AI models hallucinate, and always will [1]. In some sense this is nothing new: everything has an error rate. But what is new is the nature of AI errors. The output of an AI is plausible by construction [2], and so errors can look reasonable even when they’re wrong. For example, if you ask for the capital city of Illinois, an AI might err by saying Chicago, but it wouldn’t say Seattle.
You need to decide two things when evaluating whether to use an AI for a task: the cost of errors and the cost of validation.
Image generation is an ideal task for AIs because the consequences of an error are usually low. And validation is almost effortless: if an image looks OK, it’s OK. So imagine generation is in the bottom left corner of the image above.

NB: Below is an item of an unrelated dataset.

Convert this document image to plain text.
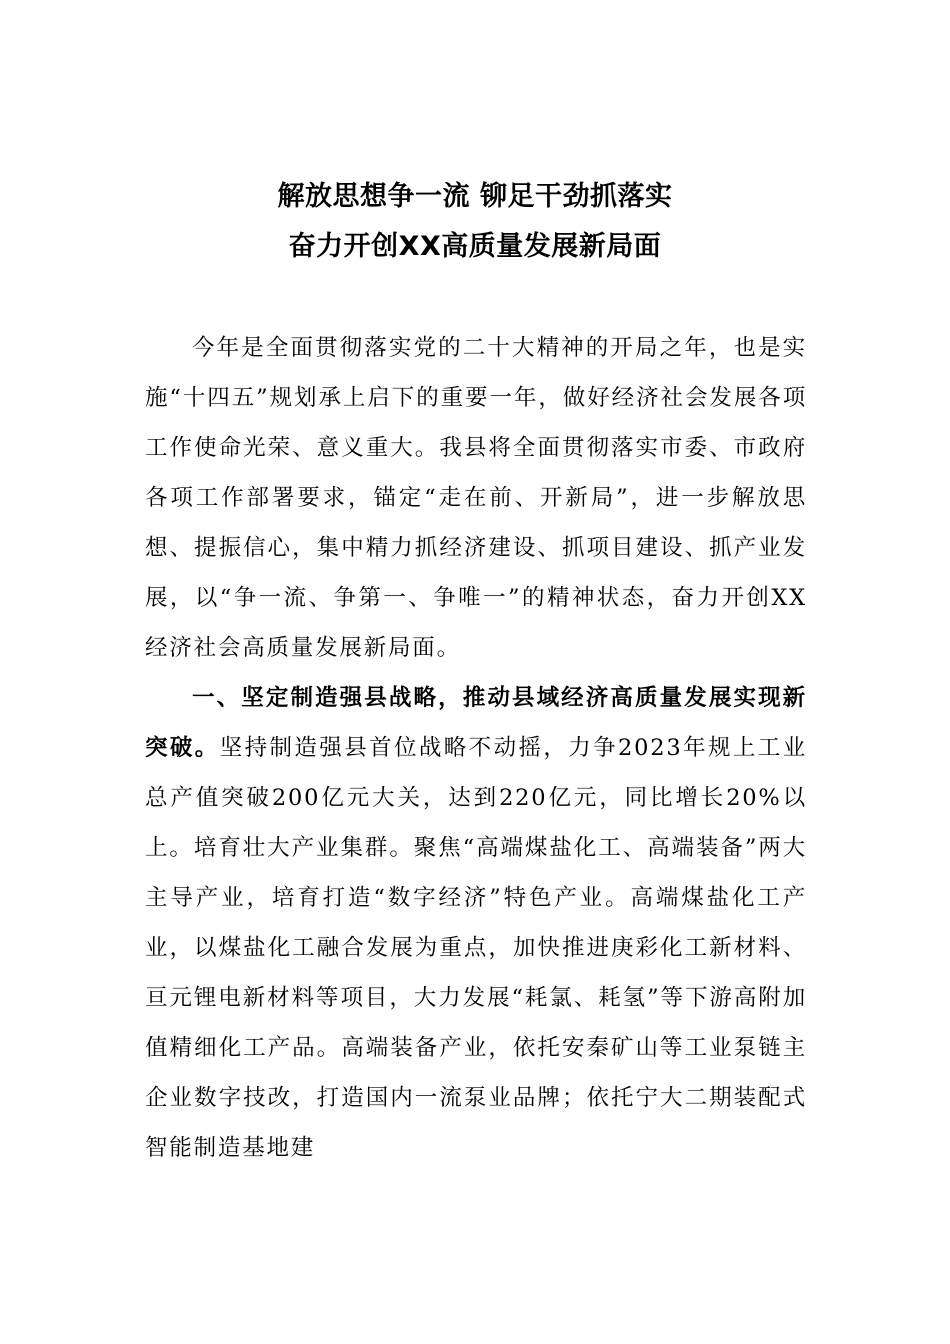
解放思想争一流 铆足干劲抓落实

奋力开创XX高质量发展新局面

今年是全面贯彻落实党的二十大精神的开局之年，也是实施“十四五”规划承上启下的重要一年，做好经济社会发展各项工作使命光荣、意义重大。我县将全面贯彻落实市委、市政府各项工作部署要求，锚定“走在前、开新局”，进一步解放思想、提振信心，集中精力抓经济建设、抓项目建设、抓产业发展，以“争一流、争第一、争唯一”的精神状态，奋力开创XX经济社会高质量发展新局面。

一、坚定制造强县战略，推动县域经济高质量发展实现新突破。坚持制造强县首位战略不动摇，力争2023年规上工业总产值突破200亿元大关，达到220亿元，同比增长20%以上。培育壮大产业集群。聚焦“高端煤盐化工、高端装备”两大主导产业，培育打造“数字经济”特色产业。高端煤盐化工产业，以煤盐化工融合发展为重点，加快推进庚彩化工新材料、亘元锂电新材料等项目，大力发展“耗氯、耗氢”等下游高附加值精细化工产品。高端装备产业，依托安秦矿山等工业泵链主企业数字技改，打造国内一流泵业品牌；依托宁大二期装配式智能制造基地建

Text-to-speech is a little more interesting to evaluate. The consequences of an error depend on user expectations. Someone may be mildly annoyed when a computer makes an error reading an email out loud, but the same person may angry if he thought he was talking to a human and discovers he’s been talking to a machine.
Validating text-to-speech requires a human to listen to the audio. This doesn’t require much effort, though the cost might be too much in some contexts. (I’m in the middle of an AI-narrated book and wondering why the producer didn’t go to the effort of fixing the pronunciation errors. The print version of the book has high production quality, but not as much effort went into the audio.) So I’d say text-to-speech is somewhere in the bottom half of the graph, but the horizontal location depends on expectations.
Code generation could be anywhere on the graph, depending on who is generating the code and what the code is being used for. If an experienced programmer is asking AI to generate code that in principle he could have written, then it should be fairly easy to find and fix errors. But it’s not a good idea for a non-programmer to generate code for a safety-critical system.
Mitigating risks and costs
The place you don’t want to be is up and to the right: errors are consequential and validation is expensive. If that’s where your problem lies, then you want to either mitigate the consequences of errors or reduce the cost of validation.
This is something my consultancy helps clients with. We find ways to identify errors and to mitigate the impact of inevitable errors that slip through.
If you’d like help moving down and to the left, lowering the cost of errors and the cost of validation, let’s set up a meeting to discuss how we can help.
[1] LLMs have billions of parameters, pushing a trillion. But as large as the parameter space is, the space of potential prompts is far larger, and so the parameters do not contain enough information to respond completely accurately to every possible prompt.
[2] LLMs predict the word that is likely to come next given the words produced so far. In that sense, the output is always reasonable. If an output does not appear reasonable to a human, it is because the human has more context.